Integrating Statistical Education and Literacy to Combat the "Crisis of Credibility" in the Era of Misinformation: An Applied Perspective Based on Egy
Conference
Format: CPS Abstract - IAOS 2026
Session: Communication & dissemination innovations
Thursday 14 May 9 a.m. - 10:30 a.m. (Europe/Vilnius)
Abstract
In a digital environment characterized by the rapid flow of information, official statistics face an existential challenge known as the "Crisis of Credibility" It is no longer sufficient for data to be technically accurate if it lacks public trust and remains vulnerable to manipulation (Broomell & Kane, 2021). This study explores the role of integrating Statistical Education (as a methodological foundation) and Statistical Literacy (as a critical skill) in bridging the gap between "production accuracy" and "user trust" (Gal, 2019). Using a descriptive-analytical approach based on international quality standards (2016–2024), such as the UNSD framework, the study reveals that "Statistical Illiteracy" is the primary vulnerability exploited by Misinformation to distort official facts. (OECD, 2022). (Nguyen & Helles, 2022).

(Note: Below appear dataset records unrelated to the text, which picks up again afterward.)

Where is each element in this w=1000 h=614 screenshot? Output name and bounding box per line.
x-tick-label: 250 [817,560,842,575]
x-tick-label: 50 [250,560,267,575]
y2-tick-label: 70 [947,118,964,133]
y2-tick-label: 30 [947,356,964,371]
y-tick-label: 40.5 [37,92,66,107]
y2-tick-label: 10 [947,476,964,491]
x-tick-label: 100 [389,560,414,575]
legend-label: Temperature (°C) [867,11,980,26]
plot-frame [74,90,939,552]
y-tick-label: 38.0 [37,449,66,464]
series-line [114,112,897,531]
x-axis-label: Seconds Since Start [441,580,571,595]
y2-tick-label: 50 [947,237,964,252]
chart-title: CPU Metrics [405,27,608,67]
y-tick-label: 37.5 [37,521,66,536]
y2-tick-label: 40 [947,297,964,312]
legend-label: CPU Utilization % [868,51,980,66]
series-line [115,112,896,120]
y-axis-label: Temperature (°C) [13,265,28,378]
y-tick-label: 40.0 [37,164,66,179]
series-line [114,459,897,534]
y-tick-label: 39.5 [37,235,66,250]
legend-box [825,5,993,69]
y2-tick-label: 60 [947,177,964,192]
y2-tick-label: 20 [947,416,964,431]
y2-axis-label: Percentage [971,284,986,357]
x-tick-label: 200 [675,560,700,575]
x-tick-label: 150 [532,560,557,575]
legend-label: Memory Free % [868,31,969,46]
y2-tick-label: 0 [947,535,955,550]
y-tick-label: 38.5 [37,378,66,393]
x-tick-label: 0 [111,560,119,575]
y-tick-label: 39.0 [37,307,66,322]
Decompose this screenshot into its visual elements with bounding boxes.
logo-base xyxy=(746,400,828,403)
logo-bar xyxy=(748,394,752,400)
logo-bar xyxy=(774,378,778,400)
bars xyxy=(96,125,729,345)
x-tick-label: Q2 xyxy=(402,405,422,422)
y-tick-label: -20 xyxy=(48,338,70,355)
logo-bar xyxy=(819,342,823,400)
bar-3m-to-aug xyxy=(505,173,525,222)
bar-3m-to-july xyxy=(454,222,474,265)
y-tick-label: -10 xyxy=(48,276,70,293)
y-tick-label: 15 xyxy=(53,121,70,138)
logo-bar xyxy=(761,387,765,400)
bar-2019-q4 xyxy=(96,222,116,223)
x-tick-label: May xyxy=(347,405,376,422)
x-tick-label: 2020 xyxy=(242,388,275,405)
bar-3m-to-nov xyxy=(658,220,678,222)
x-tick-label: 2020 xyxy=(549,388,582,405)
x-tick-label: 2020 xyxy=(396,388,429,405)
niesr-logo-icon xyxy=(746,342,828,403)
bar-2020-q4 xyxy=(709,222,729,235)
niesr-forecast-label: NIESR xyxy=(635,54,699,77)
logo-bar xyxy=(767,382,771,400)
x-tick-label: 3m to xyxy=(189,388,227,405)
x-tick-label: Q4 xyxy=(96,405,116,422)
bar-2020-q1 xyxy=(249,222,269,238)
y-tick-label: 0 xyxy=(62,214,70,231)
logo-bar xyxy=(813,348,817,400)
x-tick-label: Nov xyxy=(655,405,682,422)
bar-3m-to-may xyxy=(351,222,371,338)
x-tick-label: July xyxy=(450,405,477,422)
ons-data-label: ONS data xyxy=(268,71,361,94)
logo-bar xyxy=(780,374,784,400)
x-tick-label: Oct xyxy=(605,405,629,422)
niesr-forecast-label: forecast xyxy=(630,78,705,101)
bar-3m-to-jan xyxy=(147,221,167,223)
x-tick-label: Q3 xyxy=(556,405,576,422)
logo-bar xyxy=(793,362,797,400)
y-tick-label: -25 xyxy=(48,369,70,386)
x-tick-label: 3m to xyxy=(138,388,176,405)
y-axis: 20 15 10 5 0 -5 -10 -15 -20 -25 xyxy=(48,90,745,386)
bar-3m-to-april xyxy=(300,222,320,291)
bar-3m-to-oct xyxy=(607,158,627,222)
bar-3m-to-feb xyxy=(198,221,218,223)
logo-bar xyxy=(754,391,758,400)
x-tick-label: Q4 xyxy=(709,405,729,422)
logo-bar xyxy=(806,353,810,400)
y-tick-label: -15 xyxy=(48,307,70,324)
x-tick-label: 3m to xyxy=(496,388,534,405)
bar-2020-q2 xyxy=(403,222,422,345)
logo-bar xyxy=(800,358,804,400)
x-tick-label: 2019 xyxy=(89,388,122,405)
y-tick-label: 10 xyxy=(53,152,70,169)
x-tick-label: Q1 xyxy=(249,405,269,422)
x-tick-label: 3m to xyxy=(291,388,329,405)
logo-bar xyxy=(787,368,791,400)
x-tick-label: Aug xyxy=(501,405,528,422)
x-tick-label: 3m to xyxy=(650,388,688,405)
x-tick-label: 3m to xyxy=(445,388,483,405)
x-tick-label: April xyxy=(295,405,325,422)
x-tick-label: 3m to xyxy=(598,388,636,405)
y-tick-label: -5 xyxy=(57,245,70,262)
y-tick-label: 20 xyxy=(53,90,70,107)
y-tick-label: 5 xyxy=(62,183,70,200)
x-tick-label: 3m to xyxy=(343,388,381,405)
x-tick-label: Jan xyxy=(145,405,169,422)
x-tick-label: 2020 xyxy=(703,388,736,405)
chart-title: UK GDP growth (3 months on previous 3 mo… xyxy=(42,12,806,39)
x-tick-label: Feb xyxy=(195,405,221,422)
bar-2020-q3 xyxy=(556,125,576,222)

The paper presents the experience of the Central Agency for Public Mobilization and Statistics (CAPMAS) as a national applied case study illustrating the transition from the traditional role of a data producer to a more advanced role as a “Guardian of Statistical Truth,” in line with international standards for official statistics and United Nations recommendations (United Nations, 2023). This institutional transformation is operationalized through three interrelated procedural pathways:
Modern statistical literacy requires a proactive engagement strategy to monitor and debunk social media rumors through 'active communication' (UNECE, 2021). This is supported by methodological simplification, transforming complex metadata into infographics to build 'Statistical Immunity' and reduce the public's cognitive load (OECD, 2023). Furthermore, it is essential to empower users with the skills to detect visual deception, such as identifying sampling biases and manipulated axes, to ensure a comprehensive understanding of official data (Tufte & Cairo, 2022; Gal, 2019)."
The study concludes that investing in society’s statistical awareness is the "Third Pillar" of data quality. It recommends integrating "Statistical Digital Immunity" programs into national digital transformation strategies to ensure sustainable trust in official data as a fundamental cornerstone for policymaking and sustainable development.